Topic Link
The meaning of problems
Each set which adds to the number of period of continuous section and then query the median in the current set.
Thinking
I want good ideas, but the memory card.
Then write a prescription dynamic segment tree card did not last, game room with big brother had a dynamic prescription, \ (TQL \) .

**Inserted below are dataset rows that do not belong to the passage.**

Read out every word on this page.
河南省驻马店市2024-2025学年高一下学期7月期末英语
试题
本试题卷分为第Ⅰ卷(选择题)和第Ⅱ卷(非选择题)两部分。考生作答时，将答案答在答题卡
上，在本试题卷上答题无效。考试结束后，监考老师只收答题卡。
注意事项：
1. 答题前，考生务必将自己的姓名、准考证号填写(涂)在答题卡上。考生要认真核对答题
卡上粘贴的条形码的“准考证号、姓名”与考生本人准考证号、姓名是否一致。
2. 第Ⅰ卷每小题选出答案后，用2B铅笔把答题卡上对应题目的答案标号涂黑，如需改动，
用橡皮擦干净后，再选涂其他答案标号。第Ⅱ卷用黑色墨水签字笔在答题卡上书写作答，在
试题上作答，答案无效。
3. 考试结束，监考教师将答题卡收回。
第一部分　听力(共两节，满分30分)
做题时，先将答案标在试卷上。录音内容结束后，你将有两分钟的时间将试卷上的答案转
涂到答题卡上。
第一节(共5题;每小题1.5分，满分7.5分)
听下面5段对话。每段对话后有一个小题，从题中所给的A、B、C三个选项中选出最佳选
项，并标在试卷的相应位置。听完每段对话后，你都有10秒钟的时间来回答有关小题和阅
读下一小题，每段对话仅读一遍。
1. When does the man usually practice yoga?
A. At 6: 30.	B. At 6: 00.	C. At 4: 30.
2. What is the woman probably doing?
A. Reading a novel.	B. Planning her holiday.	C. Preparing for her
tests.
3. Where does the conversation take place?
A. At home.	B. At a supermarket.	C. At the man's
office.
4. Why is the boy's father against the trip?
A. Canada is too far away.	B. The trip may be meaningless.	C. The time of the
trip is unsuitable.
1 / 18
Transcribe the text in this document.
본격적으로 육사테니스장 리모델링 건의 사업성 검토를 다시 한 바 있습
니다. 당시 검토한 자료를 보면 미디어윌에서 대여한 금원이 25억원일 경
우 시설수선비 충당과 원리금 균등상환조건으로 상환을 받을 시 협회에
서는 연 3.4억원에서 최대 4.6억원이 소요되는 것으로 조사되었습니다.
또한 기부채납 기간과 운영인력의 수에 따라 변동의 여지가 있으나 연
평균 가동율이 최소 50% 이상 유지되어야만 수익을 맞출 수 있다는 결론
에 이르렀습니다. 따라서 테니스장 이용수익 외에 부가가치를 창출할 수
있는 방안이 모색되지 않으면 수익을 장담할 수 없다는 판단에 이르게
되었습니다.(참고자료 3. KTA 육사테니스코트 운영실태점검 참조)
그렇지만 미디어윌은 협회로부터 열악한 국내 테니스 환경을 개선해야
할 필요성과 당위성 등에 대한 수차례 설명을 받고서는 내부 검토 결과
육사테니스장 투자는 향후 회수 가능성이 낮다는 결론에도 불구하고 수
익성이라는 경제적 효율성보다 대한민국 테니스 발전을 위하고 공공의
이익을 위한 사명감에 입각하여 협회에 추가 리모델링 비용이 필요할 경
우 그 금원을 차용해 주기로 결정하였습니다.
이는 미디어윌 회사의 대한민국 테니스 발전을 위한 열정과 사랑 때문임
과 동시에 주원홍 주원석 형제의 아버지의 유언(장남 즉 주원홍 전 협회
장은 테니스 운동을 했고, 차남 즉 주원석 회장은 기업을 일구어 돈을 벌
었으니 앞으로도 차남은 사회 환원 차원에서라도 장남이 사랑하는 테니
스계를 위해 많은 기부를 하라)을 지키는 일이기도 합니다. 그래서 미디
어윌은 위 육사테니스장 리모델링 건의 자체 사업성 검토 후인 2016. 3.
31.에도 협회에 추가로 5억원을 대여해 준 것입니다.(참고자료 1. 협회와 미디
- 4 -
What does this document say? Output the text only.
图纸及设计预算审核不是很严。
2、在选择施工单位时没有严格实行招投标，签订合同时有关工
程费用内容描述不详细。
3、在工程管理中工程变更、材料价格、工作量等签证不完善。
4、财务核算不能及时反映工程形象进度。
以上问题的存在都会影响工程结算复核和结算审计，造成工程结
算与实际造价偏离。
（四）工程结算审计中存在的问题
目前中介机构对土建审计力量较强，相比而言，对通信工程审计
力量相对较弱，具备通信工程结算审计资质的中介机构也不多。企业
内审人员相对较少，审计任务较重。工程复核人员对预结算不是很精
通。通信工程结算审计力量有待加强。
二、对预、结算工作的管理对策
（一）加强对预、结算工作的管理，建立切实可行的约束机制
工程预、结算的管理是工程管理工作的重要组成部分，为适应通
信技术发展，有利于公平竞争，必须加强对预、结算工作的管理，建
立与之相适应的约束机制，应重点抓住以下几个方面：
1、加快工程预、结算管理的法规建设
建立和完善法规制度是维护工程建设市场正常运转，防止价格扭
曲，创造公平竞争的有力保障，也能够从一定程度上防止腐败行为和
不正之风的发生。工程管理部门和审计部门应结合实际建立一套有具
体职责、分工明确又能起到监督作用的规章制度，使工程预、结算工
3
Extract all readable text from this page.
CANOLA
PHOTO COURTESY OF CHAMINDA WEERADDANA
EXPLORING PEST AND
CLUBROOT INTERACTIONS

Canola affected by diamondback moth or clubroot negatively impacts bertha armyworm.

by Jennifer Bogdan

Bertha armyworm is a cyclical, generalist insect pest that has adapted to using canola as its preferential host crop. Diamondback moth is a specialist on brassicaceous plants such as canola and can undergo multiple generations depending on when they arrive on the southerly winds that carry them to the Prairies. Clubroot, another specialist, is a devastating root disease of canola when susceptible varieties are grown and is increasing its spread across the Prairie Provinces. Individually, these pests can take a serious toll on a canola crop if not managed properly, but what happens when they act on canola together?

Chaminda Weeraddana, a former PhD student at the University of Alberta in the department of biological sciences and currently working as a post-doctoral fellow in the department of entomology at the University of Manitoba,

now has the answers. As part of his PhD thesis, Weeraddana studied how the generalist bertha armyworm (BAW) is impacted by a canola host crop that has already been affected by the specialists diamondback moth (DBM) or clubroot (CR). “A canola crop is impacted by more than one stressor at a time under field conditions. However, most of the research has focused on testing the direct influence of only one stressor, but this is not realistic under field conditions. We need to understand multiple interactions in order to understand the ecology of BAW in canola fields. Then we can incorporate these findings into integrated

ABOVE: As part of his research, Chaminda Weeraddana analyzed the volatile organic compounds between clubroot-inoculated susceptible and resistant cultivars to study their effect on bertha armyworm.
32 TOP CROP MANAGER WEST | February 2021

But opinions on the card can only add discrete left and right opening and closing segment tree wrote.
Code
#include <set>
#include <map>
#include <deque>
#include <queue>
#include <stack>
#include <cmath>
#include <ctime>
#include <bitset>
#include <cstdio>
#include <string>
#include <vector>
#include <cassert>
#include <cstdlib>
#include <cstring>
#include <iostream>
#include <algorithm>
using namespace std;
typedef long long LL;
typedef pair<LL, LL> pLL;
typedef pair<LL, int> pLi;
typedef pair<int, LL> pil;;
typedef pair<int, int> pii;
typedef unsigned long long uLL;
#define lson (rt<<1),L,mid
#define rson (rt<<1|1),mid + 1,R
#define lowbit(x) x&(-x)
#define name2str(name) (#name)
#define bug printf("*********\n")
#define debug(x) cout<<#x"=["<<x<<"]" <<endl
#define FIN freopen("/home/dillonh/CLionProjects/Dillonh/in.txt","r",stdin)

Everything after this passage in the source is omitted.